Ha avuto luogo, presso la sala congressi del Centro Ospedaliero di Taranto (C.O.M.), il seminario informativo con gemellaggio istituzionale tra l'Unità Operativa Semplice di Medicina Subacquea e Terapia Iperbarica dell'Azienda Ospedaliera Universitaria “San Giovanni di Dio e Ruggi D'Aragona" di Salerno e il Servizio di Medicina Iperbarica del Centro Ospedaliero Militare di Taranto.
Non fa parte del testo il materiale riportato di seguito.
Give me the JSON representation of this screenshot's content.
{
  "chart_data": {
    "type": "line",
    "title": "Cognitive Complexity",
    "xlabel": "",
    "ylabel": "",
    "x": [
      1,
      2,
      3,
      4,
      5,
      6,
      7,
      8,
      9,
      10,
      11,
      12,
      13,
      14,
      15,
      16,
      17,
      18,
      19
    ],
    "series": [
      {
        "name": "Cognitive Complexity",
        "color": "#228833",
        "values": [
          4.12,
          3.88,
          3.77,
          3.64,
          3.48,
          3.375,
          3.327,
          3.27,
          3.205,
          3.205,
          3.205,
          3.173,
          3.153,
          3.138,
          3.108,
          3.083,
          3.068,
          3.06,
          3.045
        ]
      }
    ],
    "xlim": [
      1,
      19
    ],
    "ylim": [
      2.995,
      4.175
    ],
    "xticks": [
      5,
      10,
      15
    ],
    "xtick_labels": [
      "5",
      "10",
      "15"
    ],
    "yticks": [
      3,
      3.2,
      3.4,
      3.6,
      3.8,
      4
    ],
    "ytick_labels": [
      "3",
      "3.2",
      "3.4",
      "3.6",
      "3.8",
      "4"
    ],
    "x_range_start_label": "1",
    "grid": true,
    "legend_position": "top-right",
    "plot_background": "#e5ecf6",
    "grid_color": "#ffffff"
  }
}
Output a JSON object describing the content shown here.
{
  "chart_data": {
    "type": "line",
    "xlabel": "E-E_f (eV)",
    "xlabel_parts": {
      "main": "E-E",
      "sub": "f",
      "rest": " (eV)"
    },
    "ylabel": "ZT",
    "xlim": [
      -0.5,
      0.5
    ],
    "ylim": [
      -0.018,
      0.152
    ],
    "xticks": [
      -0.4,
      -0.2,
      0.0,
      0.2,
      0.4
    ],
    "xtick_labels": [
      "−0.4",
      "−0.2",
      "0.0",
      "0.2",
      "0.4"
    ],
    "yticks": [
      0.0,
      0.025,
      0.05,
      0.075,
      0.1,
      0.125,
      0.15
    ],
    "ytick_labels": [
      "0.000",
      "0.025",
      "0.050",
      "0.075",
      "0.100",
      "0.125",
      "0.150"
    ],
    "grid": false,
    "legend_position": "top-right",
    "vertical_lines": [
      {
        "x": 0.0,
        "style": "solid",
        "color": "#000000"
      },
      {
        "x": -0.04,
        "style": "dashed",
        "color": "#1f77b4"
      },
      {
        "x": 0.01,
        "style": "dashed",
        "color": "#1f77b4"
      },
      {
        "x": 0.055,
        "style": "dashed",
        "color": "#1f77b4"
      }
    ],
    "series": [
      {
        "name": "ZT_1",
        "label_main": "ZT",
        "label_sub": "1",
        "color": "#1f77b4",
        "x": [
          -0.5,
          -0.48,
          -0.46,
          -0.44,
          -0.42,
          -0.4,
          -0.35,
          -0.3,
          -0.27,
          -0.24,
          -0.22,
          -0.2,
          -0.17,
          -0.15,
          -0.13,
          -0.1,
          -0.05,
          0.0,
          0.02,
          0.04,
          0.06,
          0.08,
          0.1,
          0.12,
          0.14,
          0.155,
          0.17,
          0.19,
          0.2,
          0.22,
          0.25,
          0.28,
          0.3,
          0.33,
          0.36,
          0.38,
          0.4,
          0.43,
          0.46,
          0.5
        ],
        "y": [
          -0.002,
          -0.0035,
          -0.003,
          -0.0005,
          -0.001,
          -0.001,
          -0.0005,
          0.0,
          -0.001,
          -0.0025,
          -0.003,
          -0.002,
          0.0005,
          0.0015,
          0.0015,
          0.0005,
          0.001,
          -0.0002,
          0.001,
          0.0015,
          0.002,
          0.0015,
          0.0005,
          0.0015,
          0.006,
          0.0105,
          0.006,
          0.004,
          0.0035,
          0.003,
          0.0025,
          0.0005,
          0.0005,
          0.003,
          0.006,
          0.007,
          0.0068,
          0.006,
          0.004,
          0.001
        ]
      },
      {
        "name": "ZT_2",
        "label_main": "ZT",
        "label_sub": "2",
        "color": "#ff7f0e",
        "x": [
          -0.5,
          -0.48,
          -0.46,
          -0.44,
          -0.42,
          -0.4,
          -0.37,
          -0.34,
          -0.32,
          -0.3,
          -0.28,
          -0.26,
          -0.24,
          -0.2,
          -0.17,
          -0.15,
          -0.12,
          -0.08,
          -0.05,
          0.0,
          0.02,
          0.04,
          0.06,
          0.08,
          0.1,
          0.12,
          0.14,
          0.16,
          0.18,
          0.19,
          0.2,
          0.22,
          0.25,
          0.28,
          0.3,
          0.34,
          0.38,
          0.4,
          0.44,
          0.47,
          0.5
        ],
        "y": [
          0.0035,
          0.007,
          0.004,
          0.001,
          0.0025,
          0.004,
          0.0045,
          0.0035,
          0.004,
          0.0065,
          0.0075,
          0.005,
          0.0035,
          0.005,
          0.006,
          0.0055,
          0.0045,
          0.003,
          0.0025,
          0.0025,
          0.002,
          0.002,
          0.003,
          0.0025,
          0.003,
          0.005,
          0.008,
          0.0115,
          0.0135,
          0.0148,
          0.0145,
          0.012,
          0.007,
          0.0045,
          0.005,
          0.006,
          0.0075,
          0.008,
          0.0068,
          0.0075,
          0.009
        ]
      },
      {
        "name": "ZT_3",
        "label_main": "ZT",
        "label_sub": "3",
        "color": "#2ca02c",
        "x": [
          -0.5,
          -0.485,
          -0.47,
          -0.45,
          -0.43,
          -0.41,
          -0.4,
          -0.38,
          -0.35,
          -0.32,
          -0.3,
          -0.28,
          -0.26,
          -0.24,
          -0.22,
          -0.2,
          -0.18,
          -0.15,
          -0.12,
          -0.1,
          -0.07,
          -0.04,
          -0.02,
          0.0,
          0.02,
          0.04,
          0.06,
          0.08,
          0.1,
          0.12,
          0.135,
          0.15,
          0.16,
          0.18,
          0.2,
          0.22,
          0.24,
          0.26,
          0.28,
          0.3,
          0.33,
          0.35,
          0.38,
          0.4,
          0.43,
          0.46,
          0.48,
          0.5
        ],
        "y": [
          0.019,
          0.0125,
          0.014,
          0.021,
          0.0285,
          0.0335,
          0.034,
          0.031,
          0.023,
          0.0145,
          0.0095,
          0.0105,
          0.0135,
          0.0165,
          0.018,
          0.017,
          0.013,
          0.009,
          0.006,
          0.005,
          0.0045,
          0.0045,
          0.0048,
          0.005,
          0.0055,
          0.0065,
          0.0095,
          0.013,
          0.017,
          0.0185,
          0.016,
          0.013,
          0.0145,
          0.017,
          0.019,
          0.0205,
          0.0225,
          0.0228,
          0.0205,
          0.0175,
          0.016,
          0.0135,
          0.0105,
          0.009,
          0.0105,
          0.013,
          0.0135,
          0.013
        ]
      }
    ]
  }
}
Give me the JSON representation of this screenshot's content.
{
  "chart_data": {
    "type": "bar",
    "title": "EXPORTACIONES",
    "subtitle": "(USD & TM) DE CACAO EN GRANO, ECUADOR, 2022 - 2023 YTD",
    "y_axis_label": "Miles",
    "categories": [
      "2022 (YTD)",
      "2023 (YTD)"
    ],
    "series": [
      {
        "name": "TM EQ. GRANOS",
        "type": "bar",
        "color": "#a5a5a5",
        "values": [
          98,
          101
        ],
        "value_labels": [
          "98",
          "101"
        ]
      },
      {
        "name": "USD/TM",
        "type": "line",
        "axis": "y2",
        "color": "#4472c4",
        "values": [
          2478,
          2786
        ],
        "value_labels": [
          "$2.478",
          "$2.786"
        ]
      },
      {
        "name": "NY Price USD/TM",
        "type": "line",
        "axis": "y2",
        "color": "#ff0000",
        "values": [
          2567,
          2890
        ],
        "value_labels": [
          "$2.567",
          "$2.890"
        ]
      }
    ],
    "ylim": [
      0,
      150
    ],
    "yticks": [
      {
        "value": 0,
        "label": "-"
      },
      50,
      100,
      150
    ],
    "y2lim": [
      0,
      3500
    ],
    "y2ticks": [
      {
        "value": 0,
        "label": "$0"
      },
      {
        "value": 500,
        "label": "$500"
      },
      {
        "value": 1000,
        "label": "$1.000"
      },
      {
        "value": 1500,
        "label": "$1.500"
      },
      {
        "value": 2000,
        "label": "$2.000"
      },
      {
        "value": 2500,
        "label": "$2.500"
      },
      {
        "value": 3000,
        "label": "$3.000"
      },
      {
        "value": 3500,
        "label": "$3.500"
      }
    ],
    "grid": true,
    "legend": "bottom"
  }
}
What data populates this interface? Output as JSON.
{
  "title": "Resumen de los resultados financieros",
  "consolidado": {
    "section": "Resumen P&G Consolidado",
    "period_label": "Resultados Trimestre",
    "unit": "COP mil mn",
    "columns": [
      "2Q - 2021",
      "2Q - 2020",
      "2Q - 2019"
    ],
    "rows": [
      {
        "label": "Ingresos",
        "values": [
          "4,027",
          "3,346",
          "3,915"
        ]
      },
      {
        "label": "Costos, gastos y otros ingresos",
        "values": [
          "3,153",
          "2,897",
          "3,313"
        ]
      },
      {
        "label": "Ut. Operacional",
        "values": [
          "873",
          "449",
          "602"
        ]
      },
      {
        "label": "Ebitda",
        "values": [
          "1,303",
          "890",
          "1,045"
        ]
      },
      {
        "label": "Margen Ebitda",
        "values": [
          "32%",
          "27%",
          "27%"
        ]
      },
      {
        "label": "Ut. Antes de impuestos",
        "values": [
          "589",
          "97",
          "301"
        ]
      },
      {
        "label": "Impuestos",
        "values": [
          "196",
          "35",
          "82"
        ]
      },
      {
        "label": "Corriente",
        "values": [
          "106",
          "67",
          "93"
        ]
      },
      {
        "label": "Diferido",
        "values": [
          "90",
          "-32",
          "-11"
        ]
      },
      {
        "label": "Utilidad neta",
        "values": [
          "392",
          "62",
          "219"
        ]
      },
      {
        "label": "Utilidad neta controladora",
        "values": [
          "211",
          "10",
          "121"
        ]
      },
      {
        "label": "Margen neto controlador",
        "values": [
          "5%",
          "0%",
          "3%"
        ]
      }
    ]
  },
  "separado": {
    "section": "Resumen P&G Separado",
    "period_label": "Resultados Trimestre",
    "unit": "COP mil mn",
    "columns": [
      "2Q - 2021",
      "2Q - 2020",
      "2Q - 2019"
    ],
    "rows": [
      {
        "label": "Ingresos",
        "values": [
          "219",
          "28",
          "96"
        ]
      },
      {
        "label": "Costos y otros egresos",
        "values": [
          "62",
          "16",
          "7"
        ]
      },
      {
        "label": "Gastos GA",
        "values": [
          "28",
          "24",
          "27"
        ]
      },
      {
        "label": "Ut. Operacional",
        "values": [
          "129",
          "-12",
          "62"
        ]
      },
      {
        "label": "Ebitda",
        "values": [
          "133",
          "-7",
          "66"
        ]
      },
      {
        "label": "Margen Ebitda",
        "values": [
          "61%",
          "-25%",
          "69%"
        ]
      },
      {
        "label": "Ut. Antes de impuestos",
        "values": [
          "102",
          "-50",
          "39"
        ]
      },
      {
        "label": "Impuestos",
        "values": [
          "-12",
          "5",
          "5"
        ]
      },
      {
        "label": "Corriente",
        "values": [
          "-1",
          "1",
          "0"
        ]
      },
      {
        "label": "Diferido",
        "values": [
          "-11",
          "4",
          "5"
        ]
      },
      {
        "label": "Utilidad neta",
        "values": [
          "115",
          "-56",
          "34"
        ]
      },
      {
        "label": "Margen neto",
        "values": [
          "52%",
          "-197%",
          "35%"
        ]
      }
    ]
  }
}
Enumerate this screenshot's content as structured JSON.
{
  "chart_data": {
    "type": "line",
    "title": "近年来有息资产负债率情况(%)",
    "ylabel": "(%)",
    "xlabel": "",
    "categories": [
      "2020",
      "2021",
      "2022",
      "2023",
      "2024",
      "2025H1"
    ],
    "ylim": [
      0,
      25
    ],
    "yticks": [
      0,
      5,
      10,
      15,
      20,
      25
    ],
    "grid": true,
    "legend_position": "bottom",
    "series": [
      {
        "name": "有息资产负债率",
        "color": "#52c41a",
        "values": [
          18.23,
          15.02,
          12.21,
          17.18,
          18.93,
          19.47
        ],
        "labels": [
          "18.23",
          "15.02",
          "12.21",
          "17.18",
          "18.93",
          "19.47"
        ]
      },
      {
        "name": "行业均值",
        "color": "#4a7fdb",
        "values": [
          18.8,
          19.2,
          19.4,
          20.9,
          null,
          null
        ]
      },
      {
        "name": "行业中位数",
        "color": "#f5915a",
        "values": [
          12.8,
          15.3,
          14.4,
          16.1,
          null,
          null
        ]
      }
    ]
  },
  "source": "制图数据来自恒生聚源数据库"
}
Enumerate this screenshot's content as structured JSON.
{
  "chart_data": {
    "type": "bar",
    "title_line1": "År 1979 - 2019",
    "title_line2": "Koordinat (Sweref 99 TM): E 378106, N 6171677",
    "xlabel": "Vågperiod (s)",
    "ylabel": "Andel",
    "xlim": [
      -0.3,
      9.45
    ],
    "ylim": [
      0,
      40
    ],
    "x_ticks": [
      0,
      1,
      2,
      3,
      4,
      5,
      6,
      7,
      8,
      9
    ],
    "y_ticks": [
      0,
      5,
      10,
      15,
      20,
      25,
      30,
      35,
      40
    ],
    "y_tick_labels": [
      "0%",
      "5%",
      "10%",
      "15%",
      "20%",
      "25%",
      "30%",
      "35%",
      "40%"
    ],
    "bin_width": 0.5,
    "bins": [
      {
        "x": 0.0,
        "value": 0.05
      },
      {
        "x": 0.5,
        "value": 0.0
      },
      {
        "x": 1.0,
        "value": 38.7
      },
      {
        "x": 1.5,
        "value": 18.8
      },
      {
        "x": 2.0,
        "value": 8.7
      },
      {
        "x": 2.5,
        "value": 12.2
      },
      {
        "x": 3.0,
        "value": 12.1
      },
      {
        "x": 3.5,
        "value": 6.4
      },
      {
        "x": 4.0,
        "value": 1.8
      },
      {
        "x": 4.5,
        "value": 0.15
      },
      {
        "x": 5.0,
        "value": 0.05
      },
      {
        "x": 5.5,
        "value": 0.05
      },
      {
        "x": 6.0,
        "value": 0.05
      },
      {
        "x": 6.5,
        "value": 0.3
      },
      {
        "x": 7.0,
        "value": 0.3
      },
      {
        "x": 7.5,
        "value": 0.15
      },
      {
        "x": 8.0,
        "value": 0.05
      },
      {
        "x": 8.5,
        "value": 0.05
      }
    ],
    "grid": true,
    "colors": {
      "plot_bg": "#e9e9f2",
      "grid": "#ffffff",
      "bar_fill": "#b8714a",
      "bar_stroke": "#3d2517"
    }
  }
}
Gemellaggio tra il Ruggi di Salerno e il Centro Ospedaliero Militare di Taranto
L'iniziativa, promossa dal
Responsabile dell'Unità Operativa Salernitana, dott. Antonio
Siglioccolo e coordinata dal Capo Servizio della Medicina Iperbarica del C.O.M.
Taranto, capitano di vascello (SAN)
Fiorenzo Fracasso si è posta come fine la
reciproca conoscenza, la
condivisione di esperienze, lo
studio e la
promozione culturale nel
campo della medicina iperbarica, settore nel quale i due
Enti sono pienamente
impegnati da
anni.
Dopo i saluti del Direttore del C.O.M. di
Taranto, ammiraglio ispettore Cosimo Nesca, e del Coordinatore Sanitario del Comando Interregionale Marittimo Sud, contrammiraglio Salvatore Mendicini, il comandante
Fiorenzo Fracasso ha presentato le
capacità e i
risultati ottenuti dal Servizio di Medicina Iperbarica del COM Taranto, che in
10 anni di attività in convenzione con il
Servizio Sanitario Nazionale ha effettuato, a favore di circa
milleduecento pazienti, oltre
sedicimila trattamenti di ossigenoterapia iperbarica, di cui circa
duemila in condizioni di emergenza-urgenza.
Successivamente, il programma della giornata ha previsto la descrizione, da parte del Capo del Nucleo SDAI di
Taranto, capitano di fregata
Mirko Leonzio, delle attività subacquee della
Marina Militare, la visita guidata da personale del Servizio all'impianto iperbarico del COM ed una static display illustrata da personale del Nucleo SDAI di attrezzature subacquee in dotazione alla
Marina Militare.
Una presentazione, da parte del
Capo Servizio Sanitario del Comando Flottiglia Sommergibili (COMFLOTSOM), tenente di
vascello (SAN) Lucia Simonetti, sulle attività di
soccorso ai sommergibili sinistrati, e la sottoscrizione dell'atto di gemellaggio tra i Centri iperbarici, con scambio di doni e foto di rito, sono stati gli atti formali conclusivi della visita.